Most influential Europeans espoused one of two political philosophies; today we would call these the “mainstream” political trends of the era. These were conservatism and liberalism—words that, in nineteenth-century Europe, meant something quite different from their contemporary American definitions.
Conservatives can be defined by their distrust of the people. They did not accept Enlightenment ideas about equality; rather, they believed that a strong executive—preferably a hereditary monarch—should run the government, with some participation by the wealthiest citizens, especially the hereditary nobles. The conservatives opposed freedom of the press, believing that the monarch was the best judge of what should and should not be published. Merchants, aristocrats, and clergy, especially high-ranking clergy, were usually conservative.
The conservatives did not want to return to the days of autocracy or despotism along the lines of Louis XIV. Instead, their ideal was an absolute but benevolent monarch, one who used his or her powers for the good of the people and who worked with other monarchs to maintain a balance of power among nations.
The most important difference between nineteenth-century liberals and conservatives was that liberals looked ahead toward an age of representative government, while conservatives looked backward to an age of absolute monarchy.
Liberals disapproved of absolute monarchy because history had shown them that too many monarchs were arbitrary, tyrannical, weak, or incompetent. They were, however, willing to accept a hereditary constitutional monarchy. An ideal liberal government would have a written constitution, perhaps a constitutional monarch, an elected legislative assembly, and separation among the government’s branches. This last was important because it would prevent the executive from becoming a tyrant; the legislative and/or judicial branches would step in to protect the people.

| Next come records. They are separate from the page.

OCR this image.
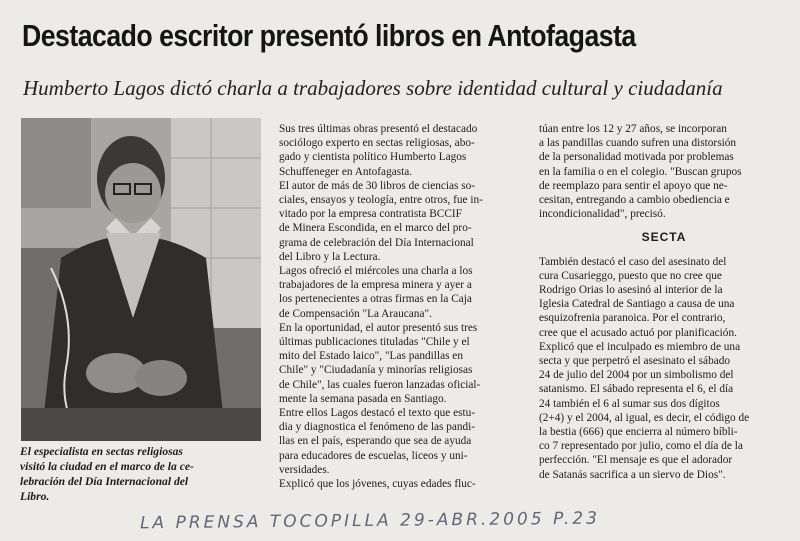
Destacado escritor presentó libros en Antofagasta
Humberto Lagos dictó charla a trabajadores sobre identidad cultural y ciudadanía
El especialista en sectas religiosas
visitó la ciudad en el marco de la ce-
lebración del Día Internacional del
Libro.
Sus tres últimas obras presentó el destacado
sociólogo experto en sectas religiosas, abo-
gado y cientista político Humberto Lagos
Schuffeneger en Antofagasta.
El autor de más de 30 libros de ciencias so-
ciales, ensayos y teología, entre otros, fue in-
vitado por la empresa contratista BCCIF
de Minera Escondida, en el marco del pro-
grama de celebración del Día Internacional
del Libro y la Lectura.
Lagos ofreció el miércoles una charla a los
trabajadores de la empresa minera y ayer a
los pertenecientes a otras firmas en la Caja
de Compensación "La Araucana".
En la oportunidad, el autor presentó sus tres
últimas publicaciones tituladas "Chile y el
mito del Estado laico", "Las pandillas en
Chile" y "Ciudadanía y minorías religiosas
de Chile", las cuales fueron lanzadas oficial-
mente la semana pasada en Santiago.
Entre ellos Lagos destacó el texto que estu-
dia y diagnostica el fenómeno de las pandi-
llas en el país, esperando que sea de ayuda
para educadores de escuelas, liceos y uni-
versidades.
Explicó que los jóvenes, cuyas edades fluc-
túan entre los 12 y 27 años, se incorporan
a las pandillas cuando sufren una distorsión
de la personalidad motivada por problemas
en la familia o en el colegio. "Buscan grupos
de reemplazo para sentir el apoyo que ne-
cesitan, entregando a cambio obediencia e
incondicionalidad", precisó.
SECTA
También destacó el caso del asesinato del
cura Cusarieggo, puesto que no cree que
Rodrigo Orias lo asesinó al interior de la
Iglesia Catedral de Santiago a causa de una
esquizofrenia paranoica. Por el contrario,
cree que el acusado actuó por planificación.
Explicó que el inculpado es miembro de una
secta y que perpetró el asesinato el sábado
24 de julio del 2004 por un simbolismo del
satanismo. El sábado representa el 6, el día
24 también el 6 al sumar sus dos dígitos
(2+4) y el 2004, al igual, es decir, el código de
la bestia (666) que encierra al número bíbli-
co 7 representado por julio, como el día de la
perfección. "El mensaje es que el adorador
de Satanás sacrifica a un siervo de Dios".
LA PRENSA TOCOPILLA 29-ABR.2005 P.23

The liberals supported individual rights such as the right to private property, freedom of speech, and freedom of the press. They even supported the right to vote, although they believed it should be limited to men who owned property; property owners were generally better-educated and thus, according to the liberal view, deserving of more rights and privileges.
Neither conservatives nor liberals imagined a place in the political system for the lower classes. Although the workers, farmers, and common people comprised the majority of the population of Europe, they lacked what both conservatives and liberals believed to be the main qualifications for participation in government: high social position, wealth, property, and education. Conservatives believed that a benevolent monarch could be trusted to take proper care of the nation’s workers because it was his or her duty as the servant of the state; liberals urged the legislative assemblies of Europe to specific action on workers’ rights, such as regulation of factories.